I’m an evolutionary biologist, interested in mutations and their phenotypic consequences in humans. I use bioinformatic tools and available data sets. Hence my job is mainly in front of the computer.
After the PhD:
Since last year, I am a research associate in the University of Lausanne in the Department of Computational Biology, with three PIs: Ana Marques, Christophe Dessimoz and Sven Bergmann. My project is on gene regulation evolution in humans through long noncoding RNAs. These are RNAs are not translated. They are also conserved and expressed at a lower rate compared to protein coding ones. Nevertheless their highly tissue-specific expression and link to gene regulation make them important to understand phenotypic variation and disease.
Before here, I made a postdoc with Michael Kruetzen on orangutan genomics in the Anthropology Department of the University of Zurich, funded by Forschungskredit Postdoc fellowship. Orangutans are the least studied great ape species, yet they present possibly the greatest phenotypic variation in terms of brain size and cognitive skills. They are also exposed to highly varying environmental conditions making them ideal to understand genomic signature of phenotypic variation and adaptation. I studied both single nucleotide variants and short tandem repeat variants to trace this signature. Those two papers are soon to be out. Meanwhile, you can find our latest paper on a new and highly endangered orangutan species here. I also worked on selective pressures on marine mammals, which should be published soon, as well.
Master and PhD :
I carried out a fast track master studies integrated with a PhD in Andreas Wagner’s lab. I could finish both my masters and PhD in four years with four publications.
Initially, I have worked on metabolism evolution (a project given to me by Andreas) and codon usage bias evolution (a follow up project to I was doing in my undergrad thesis). After publishing those, I developed a project to investigate the role of highly polymorphic tandem repeat elements in DNA on gene expression divergence. I chose primates as my model system, as I was most excited about great ape evolution. I gave couple of talks. The one in the ESEB 2013 (watch my talk here), in Lisbon gave rise to a fruitful collaboration with Tomas Marques Bonet’s lab in Spain. This paper came out in Genome Research, as the cover story. I also worked on cancer genomes to study the abundance of tandem repeat variation in tumors compared to normal tissues: here is the paper.
Bachelor and Internships:
I studied Genetics and Bioengineering in Yeditepe University in Istanbul, Turkey. Although the department was more into wet lab experiments, I found modelling and data analysis through computational biology and bioinformatics lot more interesting and decided to revive an old project of my professors Isil Aksan Kurnaz (actually a neurobiologist) and Levent Kurnaz (actually a physicist) on the evolution of alternative genetic codes. We have become good collaborators and published two papers, (see my Publications), before I graduated.

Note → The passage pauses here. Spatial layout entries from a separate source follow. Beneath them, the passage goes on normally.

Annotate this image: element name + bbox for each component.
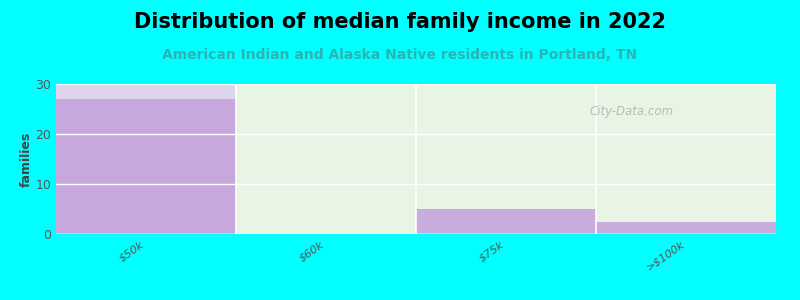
Bar [56,99,236,234]
Bar [236,84,776,234]
Bar [596,221,776,234]
Text: American Indian and Alaska Native residents in Portland, TN: American Indian and Alaska Native reside… [162,48,638,62]
Text: Distribution of median family income in 2022: Distribution of median family income in … [134,12,666,32]
Bar [56,84,236,234]
Bar [416,209,596,234]
Y-axis label: families: families [19,131,33,187]
Text: City-Data.com: City-Data.com [590,104,674,118]
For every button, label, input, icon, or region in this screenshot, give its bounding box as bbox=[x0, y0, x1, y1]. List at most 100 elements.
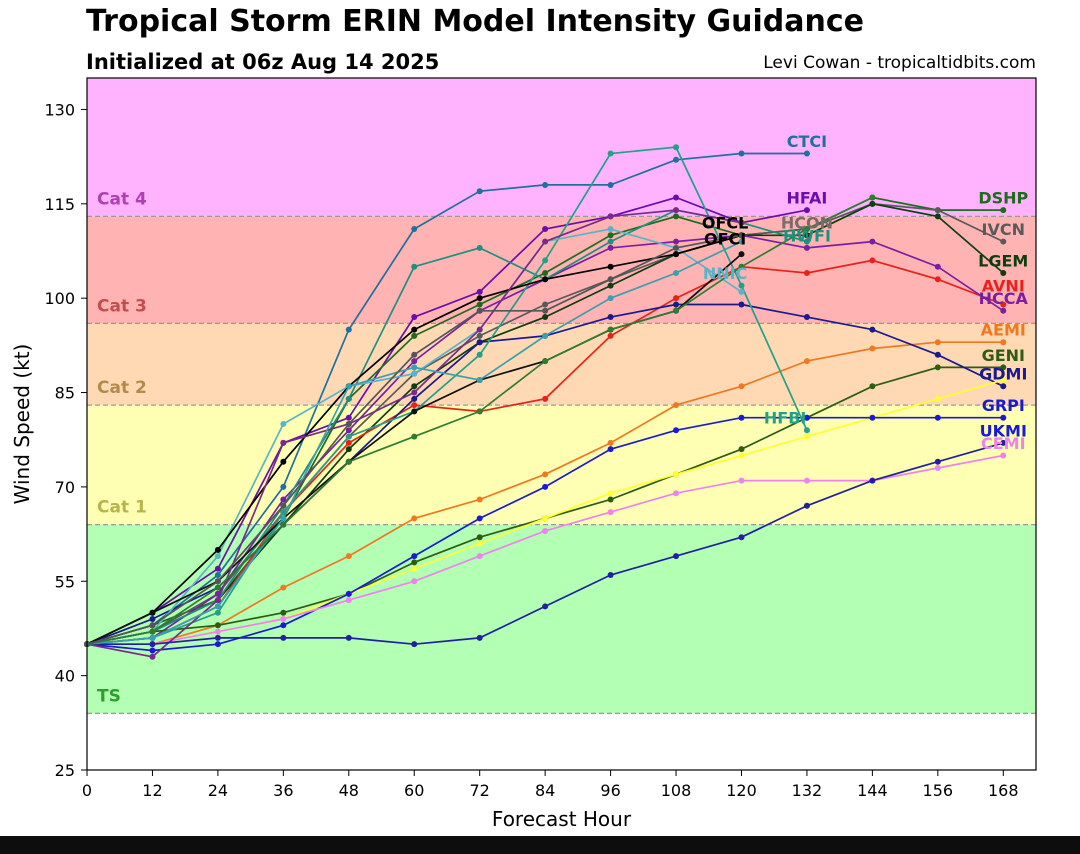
data-point-gdmi bbox=[803, 314, 810, 321]
data-point-dshp bbox=[476, 301, 483, 308]
data-point-lgem bbox=[869, 200, 876, 207]
data-point-ivcn bbox=[1000, 238, 1007, 245]
category-bands: TS Cat 1 Cat 2 Cat 3 Cat 4 bbox=[87, 78, 1036, 714]
x-tick-label: 36 bbox=[273, 781, 293, 800]
data-point-grpi bbox=[607, 490, 614, 497]
data-point-ofcl bbox=[411, 326, 418, 333]
x-tick-label: 108 bbox=[661, 781, 692, 800]
chart-credit: Levi Cowan - tropicaltidbits.com bbox=[763, 53, 1036, 73]
data-point-lgem bbox=[1000, 270, 1007, 277]
data-point-unlabeled-21 bbox=[345, 458, 352, 465]
data-point-cemi bbox=[1000, 452, 1007, 459]
model-label-hfbi: HFBI bbox=[764, 409, 806, 428]
data-point-nnic bbox=[280, 421, 287, 427]
data-point-unlabeled-21 bbox=[280, 521, 287, 528]
x-tick-label: 48 bbox=[339, 781, 359, 800]
y-tick-label: 40 bbox=[55, 667, 75, 686]
data-point-unlabeled-22 bbox=[607, 276, 614, 283]
data-point-ukmi bbox=[411, 553, 418, 560]
data-point-ctci bbox=[411, 225, 418, 232]
data-point-unlabeled-18 bbox=[214, 597, 221, 604]
data-point-unlabeled-19 bbox=[607, 571, 614, 578]
data-point-geni bbox=[476, 534, 483, 541]
model-label-hcon: HCON bbox=[781, 214, 833, 233]
data-point-hfbi bbox=[738, 282, 745, 289]
band-label: Cat 4 bbox=[97, 189, 147, 209]
data-point-ofci bbox=[738, 251, 745, 258]
data-point-aemi bbox=[869, 345, 876, 352]
data-point-dshp bbox=[673, 213, 680, 220]
data-point-gdmi bbox=[738, 301, 745, 308]
data-point-unlabeled-21 bbox=[738, 263, 745, 270]
data-point-unlabeled-19 bbox=[411, 641, 418, 648]
data-point-unlabeled-18 bbox=[607, 213, 614, 220]
data-point-hwfi bbox=[607, 238, 614, 245]
model-label-gdmi: GDMI bbox=[979, 365, 1027, 384]
y-axis-title: Wind Speed (kt) bbox=[10, 344, 34, 505]
data-point-hwfi bbox=[803, 238, 810, 245]
data-point-gdmi bbox=[149, 616, 156, 623]
data-point-ukmi bbox=[214, 641, 221, 648]
data-point-geni bbox=[934, 364, 941, 371]
data-point-nnic bbox=[411, 370, 418, 377]
data-point-gdmi bbox=[673, 301, 680, 308]
data-point-grpi bbox=[411, 565, 418, 572]
data-point-unlabeled-22 bbox=[214, 578, 221, 585]
data-point-grpi bbox=[542, 515, 549, 522]
band-cat-4 bbox=[87, 78, 1036, 217]
data-point-hwfi bbox=[411, 263, 418, 270]
data-point-ivcn bbox=[476, 332, 483, 339]
data-point-dshp bbox=[542, 270, 549, 277]
data-point-unlabeled-22 bbox=[542, 307, 549, 314]
data-point-ukmi bbox=[673, 427, 680, 434]
data-point-hwfi bbox=[345, 395, 352, 402]
model-label-ofci: OFCI bbox=[704, 229, 746, 248]
data-point-ofcl bbox=[280, 458, 287, 465]
model-label-hwfi: HWFI bbox=[783, 226, 831, 245]
data-point-ofci bbox=[411, 408, 418, 415]
data-point-ctci bbox=[280, 483, 287, 490]
data-point-unlabeled-21 bbox=[476, 408, 483, 415]
data-point-hfai bbox=[542, 225, 549, 232]
data-point-unlabeled-22 bbox=[738, 232, 745, 239]
data-point-hcca bbox=[803, 244, 810, 251]
data-point-hfbi bbox=[803, 427, 810, 434]
data-point-avni bbox=[345, 439, 352, 446]
data-point-aemi bbox=[607, 439, 614, 446]
data-point-aemi bbox=[476, 496, 483, 503]
y-tick-label: 25 bbox=[55, 761, 75, 780]
x-axis: 0 12 24 36 48 60 72 84 96 108 120 132 144 156 168 bbox=[82, 770, 1019, 800]
data-point-unlabeled-21 bbox=[673, 307, 680, 314]
model-labels: CTCI HFAI OFCL HCON OFCI HWFI NNIC HFBI DSHP IVCN… bbox=[702, 132, 1029, 453]
data-point-geni bbox=[607, 496, 614, 503]
data-point-geni bbox=[280, 609, 287, 616]
data-point-cemi bbox=[673, 490, 680, 497]
chart-title: Tropical Storm ERIN Model Intensity Guid… bbox=[86, 4, 864, 39]
x-tick-label: 96 bbox=[600, 781, 620, 800]
data-point-unlabeled-21 bbox=[542, 358, 549, 365]
data-point-unlabeled-19 bbox=[803, 502, 810, 509]
data-point-ukmi bbox=[149, 647, 156, 654]
model-label-lgem: LGEM bbox=[978, 251, 1028, 270]
data-point-grpi bbox=[738, 452, 745, 459]
data-point-geni bbox=[1000, 364, 1007, 371]
data-point-hwfi bbox=[476, 244, 483, 251]
data-point-hcca bbox=[345, 427, 352, 434]
model-label-ivcn: IVCN bbox=[982, 220, 1025, 239]
data-point-unlabeled-22 bbox=[345, 421, 352, 427]
band-label: TS bbox=[97, 686, 121, 706]
x-tick-label: 132 bbox=[792, 781, 823, 800]
data-point-hfai bbox=[345, 414, 352, 421]
data-point-unlabeled-20 bbox=[280, 515, 287, 522]
data-point-ukmi bbox=[280, 622, 287, 629]
data-point-gdmi bbox=[1000, 383, 1007, 390]
data-point-ukmi bbox=[934, 414, 941, 421]
data-point-unlabeled-19 bbox=[542, 603, 549, 610]
data-point-unlabeled-20 bbox=[476, 376, 483, 383]
data-point-ctci bbox=[345, 326, 352, 333]
data-point-hfbi bbox=[673, 144, 680, 151]
data-point-aemi bbox=[411, 515, 418, 522]
data-point-unlabeled-19 bbox=[345, 634, 352, 641]
data-point-avni bbox=[803, 270, 810, 277]
model-label-aemi: AEMI bbox=[981, 321, 1026, 340]
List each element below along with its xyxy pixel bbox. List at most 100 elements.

I did two internships, one at my own university in the Chemical Engineering Departmenton modeling of biochemical pathways and the other in Bogazici University, Istanbul, Polymer Res. Center on prediction of protein-protein interaction sites. Both of them took around one year.
In my last year (summer 2009), I visited Wagner lab for three months, where I started my bachelor graduation project on codon robustness. This project turned out to be bigger than expected. We have finally published it in J Mol Evol, in 2013.